本を読む人だけが手にするもの  「年収」でなく、「時給」をみる

教育改革実践家、藤原和博さんの著書

「本を読む人だけが手にするもの」

  

最も印象に残ったのは、次の文章である。

『1時間あたりの報酬が1万円を超えたところから、私は「エキスパート」と呼ぶことにしている』

ビジネス雑誌で今だに特集されるのは「年収の高い会社ランキング」のような類いのテーマ。

その「高い」年収を稼ぎ出すために、月に何十時間拘束されるのだろう。

時給はいくらなのか。

拘束時間を見ずして年収だけを比較して語るのは片手落ちではないか。

そう感じる。

常に「1時間あたり1万円以上」をいただけるだけの仕事をしていきたいと思う。

その一方で、収入という一つの要素だけで職業を決めることのないように、と考える。

優先順位の最も上位が「収入」なのであれば、それはそれで納得できる。

ただ、仕事に求める要素は、人によって異なるはずだ。

その人が何を優先するかによって、仕事の選択は違っていいはず。

東日本大震災の後、仕事に対する考え方が変わった人もいる。

もう一つ、この本で印象に残ったのが、書籍「ピーターの法則」から引用された次の言葉。

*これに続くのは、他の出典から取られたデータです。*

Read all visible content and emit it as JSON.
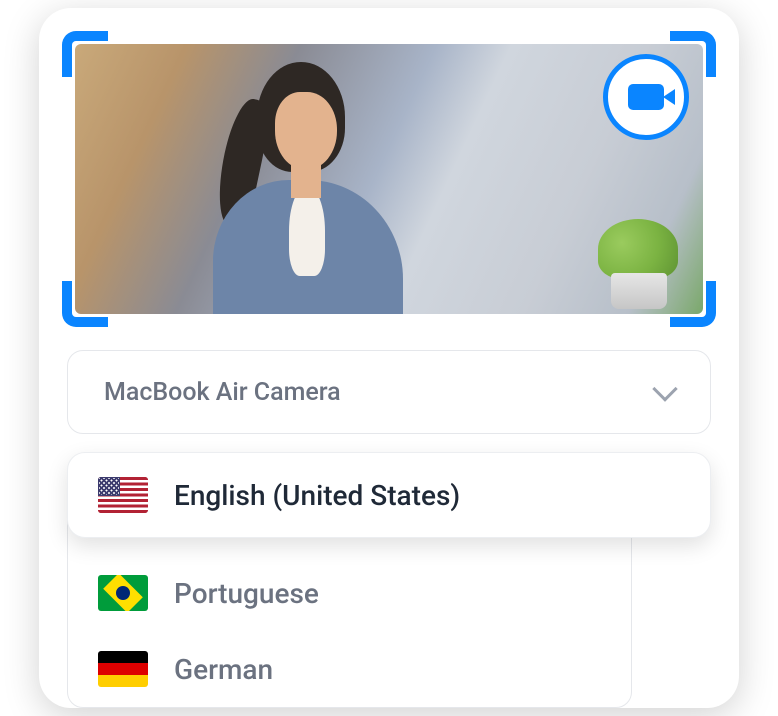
{
  "camera": {
    "dropdown_label": "MacBook Air Camera"
  },
  "languages": {
    "selected": {
      "label": "English (United States)",
      "flag": "us"
    },
    "options": [
      {
        "label": "Portuguese",
        "flag": "br"
      },
      {
        "label": "German",
        "flag": "de"
      }
    ]
  },
  "colors": {
    "accent": "#0a85ff"
  }
}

『「昇進をうれしがっていると、あなたはどんどん無能になっていくよ」という警告』

一つの組織の中で、上にのし上がっていったからといって、それが、イコール、日本あるいは世界での社会的地位が上がったということにはならない。

藤原さんにとって、この書籍がビジネスパーソンとしての半生を規定した本だそうである。

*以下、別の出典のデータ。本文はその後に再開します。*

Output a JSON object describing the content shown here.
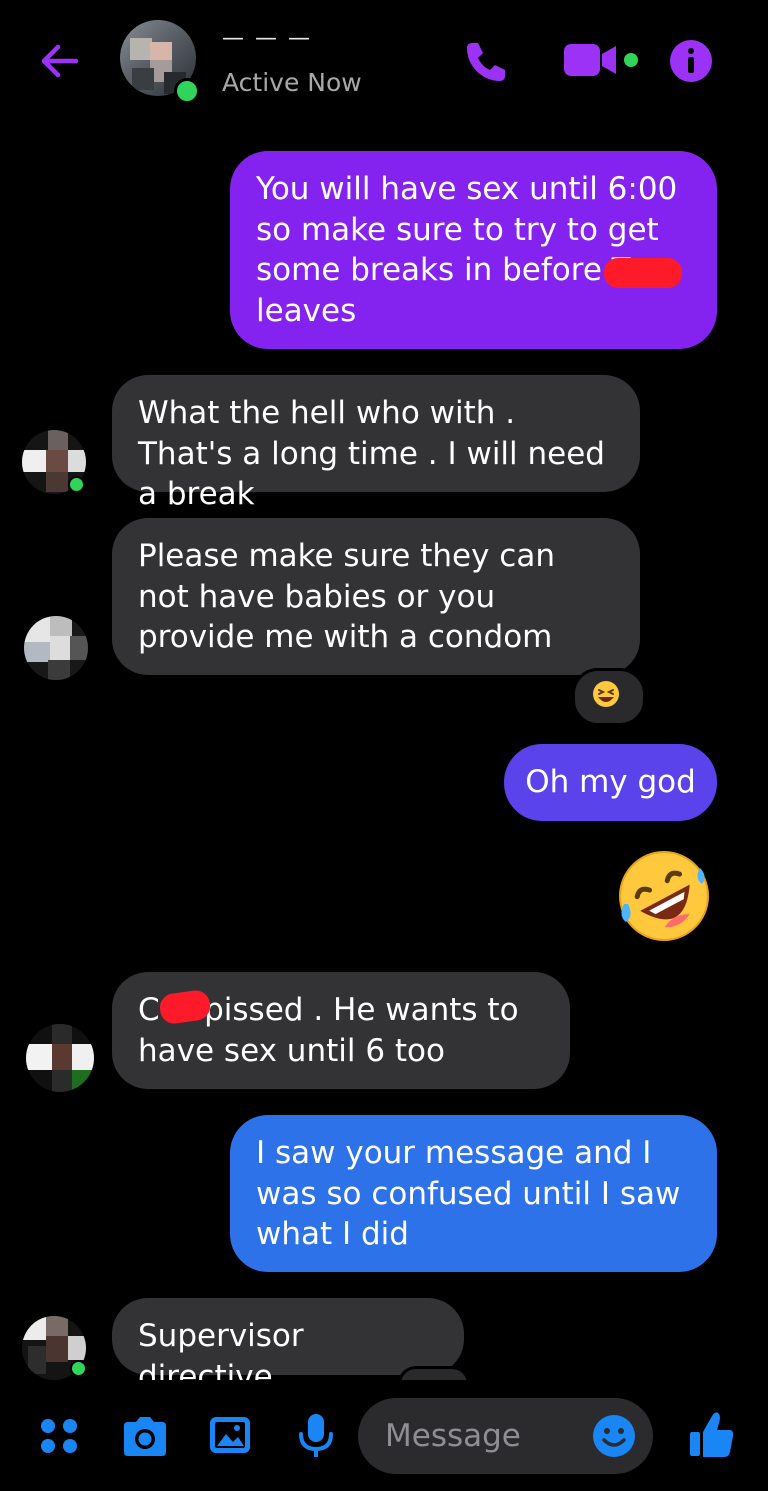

このような考え方の本との出逢いは、藤原さんのキャリア形成にとって、とても幸せなことだったろうと思う。

私にとって、「本を読む人だけが手にするもの」は、上記2点に出逢うことができ、良書だったと感じた。

この書籍とは関係ないが、かつて朝日新聞デジタルで特集していただいた「複線型のすすめ」。

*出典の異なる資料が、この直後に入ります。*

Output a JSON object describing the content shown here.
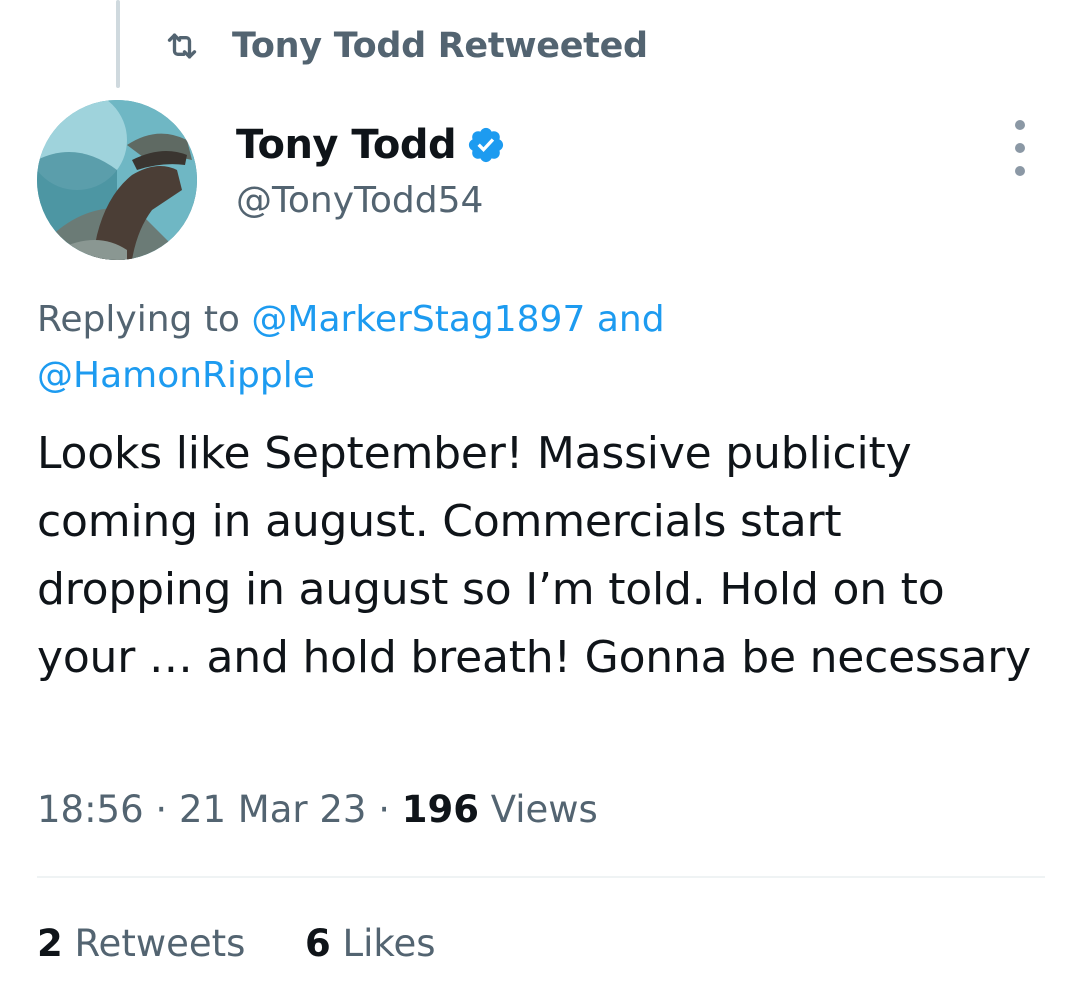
{
  "social_context": {
    "icon": "retweet-icon",
    "label": "Tony Todd Retweeted"
  },
  "author": {
    "display_name": "Tony Todd",
    "handle": "@TonyTodd54",
    "verified": true,
    "avatar": "profile-photo"
  },
  "reply": {
    "prefix": "Replying to",
    "mention_1": "@MarkerStag1897",
    "conjunction": "and",
    "mention_2": "@HamonRipple"
  },
  "tweet": {
    "text": "Looks like September! Massive publicity coming in august. Commercials start dropping in august so I’m told. Hold on to your … and hold breath! Gonna be necessary"
  },
  "meta": {
    "time": "18:56",
    "separator": "·",
    "date": "21 Mar 23",
    "views_count": "196",
    "views_label": "Views"
  },
  "stats": {
    "retweets_count": "2",
    "retweets_label": "Retweets",
    "likes_count": "6",
    "likes_label": "Likes"
  },
  "colors": {
    "accent": "#1d9bf0",
    "secondary_text": "#536471",
    "primary_text": "#0f1419"
  }
}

昭和の時代のように、一つの組織に一生勤めるというスタイルではなく、二つ以上の仕事を並行して進めていくという生き方をする人の特集である。

こちら、第一回目がさとなおさん、第二回目が藤原和博さん、第三回目が、私だった。

こんな偉大な方と並列に特集していただいたのを、ひそかな誇りとしている。